Thursday, October 20, 2011
Every Day is Wednesday
dé·jà vu: Noun. 1.A feeling of having already experienced the present situation. 2.Tedious familiarity.
Straighten your hair (what little you have). My hair has since grown longer and lovelier. Someone on the TV says “It’s 14 past the hour.” I no longer need the distraction of TV as I ready myself for the day. You only have a few minutes. Finish your hair, apply your make-up. Spray your hair. You're set to go. Run to the kitchen, grab the fixings for your lunch: veggies, hummus, pita, apple, banana, granola bar, protein drink. Stuff it all into your pink lunchbag. Glance at your other lunch bag, the comical black one with a graphic of a smiling sandwich that says “om nom nom.” No, you don't feel like using that one. Not anymore. Not at this job. Not where you eat in the park everyday surrounded by homeless people sleeping on the ground. I don't eat in the park anymore. I find better ways to occupy myself on my lunch break. Unplug your phone from its charger, grab your purse, slip your shoes on. Grab your keys from the table by the door. Unlock the door. Turn around, head to the bathroom, unplug your hair straightener. Run back to the door. Hit the light switch, exit the apartment. Fumble for your keys, run back inside, hit the lightswitch, grab your awful pink lunchbag. Hit the lightswitch again, exit the apartment again. Door 1, door 2, door 3. Only one door these days...
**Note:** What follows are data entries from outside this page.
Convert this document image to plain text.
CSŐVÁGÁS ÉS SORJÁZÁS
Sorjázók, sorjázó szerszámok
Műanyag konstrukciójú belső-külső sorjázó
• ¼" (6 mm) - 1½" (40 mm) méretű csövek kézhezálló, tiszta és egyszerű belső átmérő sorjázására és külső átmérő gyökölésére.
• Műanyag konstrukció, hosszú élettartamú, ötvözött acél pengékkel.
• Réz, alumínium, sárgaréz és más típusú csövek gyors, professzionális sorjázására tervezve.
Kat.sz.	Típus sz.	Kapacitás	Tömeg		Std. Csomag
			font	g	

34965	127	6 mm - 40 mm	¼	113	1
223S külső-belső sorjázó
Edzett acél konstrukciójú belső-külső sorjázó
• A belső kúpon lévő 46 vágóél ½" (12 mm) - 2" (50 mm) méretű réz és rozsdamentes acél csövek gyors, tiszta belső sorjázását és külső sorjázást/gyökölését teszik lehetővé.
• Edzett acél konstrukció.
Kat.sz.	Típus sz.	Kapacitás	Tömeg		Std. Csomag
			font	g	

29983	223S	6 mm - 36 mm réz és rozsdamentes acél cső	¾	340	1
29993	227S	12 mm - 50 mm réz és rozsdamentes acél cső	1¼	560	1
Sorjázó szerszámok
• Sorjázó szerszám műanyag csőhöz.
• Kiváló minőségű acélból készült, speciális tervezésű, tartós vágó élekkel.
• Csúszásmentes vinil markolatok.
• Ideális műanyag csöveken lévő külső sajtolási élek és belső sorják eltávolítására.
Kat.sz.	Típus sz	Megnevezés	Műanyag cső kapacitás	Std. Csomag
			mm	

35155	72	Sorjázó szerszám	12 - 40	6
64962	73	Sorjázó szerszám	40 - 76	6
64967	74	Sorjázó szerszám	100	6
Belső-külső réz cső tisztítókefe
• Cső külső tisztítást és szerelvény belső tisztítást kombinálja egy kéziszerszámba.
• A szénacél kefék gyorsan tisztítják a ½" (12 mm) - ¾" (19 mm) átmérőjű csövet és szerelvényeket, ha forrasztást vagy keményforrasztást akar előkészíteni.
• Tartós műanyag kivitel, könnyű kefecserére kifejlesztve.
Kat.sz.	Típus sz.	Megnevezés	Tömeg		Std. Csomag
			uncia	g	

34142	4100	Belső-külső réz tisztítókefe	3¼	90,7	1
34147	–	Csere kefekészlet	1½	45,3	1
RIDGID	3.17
The woman from the next building over is leaving for work too. Just like yesterday, just like the day before. It’s gray and cloudy. Darker every morning. It's bright and sunny, and brighter every morning! Head out to your car, turn the key. Back out and drive slowly past the Indian family climbing into the van parked in front of the next building over. Nope, no Indian family next door anymore. Not even a hallway that smells like curry. Drive past Mr. Speedwalker – the man who looks to weigh 100 lbs and still goes for AT LEAST 2 BRISK WALKS PER DAY (from what you've seen, anyway). Drive past a bus that’s stopped at the tracks. Right lane. Left lane. Avoid the pothole - switch lanes. Totally different route now - no pothole to avoid.
Turn. Continue. Switch lanes. Stop. Look at the planes. Go. Remember the name Duncan. Baby is born, and Baby is not named Duncan. Stop. Go. Stop. Go. Continue. Listen to the man coming through the speakers of the Starship. Totally different vehicle, too. He says something about the uselessness of the Num Lock key on the keyboard. Shake your head. Continue driving.
Heading downtown - you can see the lights. The man with the white cane and backpack is outside the Family Dollar, talking to himself again. Just like yesterday, just like the day before. Will he still be there in a month? That man is no longer there. I don't know what happened to him, but he's gone. Keep driving. Stop. Smell the bread. Go. Smell the bread. Smile to yourself. Remember Tijuana. Go. Go. Stop. Right lane. Left lane. Right lane. Maneuver through the city's latest practical joke - the obstacle course that has taken over the final stretch of your commute. Stop. Go. Right lane. Left lane. Stop. Turn. Stop. Wait. Look at the mural on the building ahead of you - " 'To be simple is to be great.' -- Ralph Waldo Emerson." Your daily mantra. It's good to keep things simple. Remember the name Emerson. Baby is born, and Baby is not named Emerson.
Turn. Feel your heart sink just a little, as always, as you near your final destination. My heart sinks just a little less lately. Stop, go. Rumble strip. Rumble strip. Rumble strip. Turn, search for the spot closest to the door. Park, shut the lights off. Ignition off. Grab your purse, look at the building. Sigh. Think about whether you really want to do this. Sigh. D-r-a-g yourself out of the vehicle. Shut the door. Check once more to make sure the lights are off. Look at the building and hesitate. Sigh. Walk. Open the door, punch in your six digits. Scan your hand. Wait for the buzz. Open this door. Turn and open the next door.
You can actually FEEL the temperature drop as you walk in. Hang up your coat. The weather is warm - no need for a coat. Shiver. Walk through the silent room - say "Good morning," like a good girl. You might as well be talking to an empty room, since no one turns around. Sit down at what looks like a vacant desk and hide your purse in the overhead cabinet. Move your mouse, pull your stapler out of hibernation, pull a pen out of the sterile desk drawer. Type in your password, look around. Open the drawer to look at the calendar. The calendar has been replaced by a picture of my daughter. She smiles at me every time I open my desk. It's Wednesday. Yesterday was Tuesday and tomorrow will be Thursday. And yet, every day is Wednesday. And before I know it, Wednesday is over. The day is done and a brighter, happier tomorrow is on the horizon.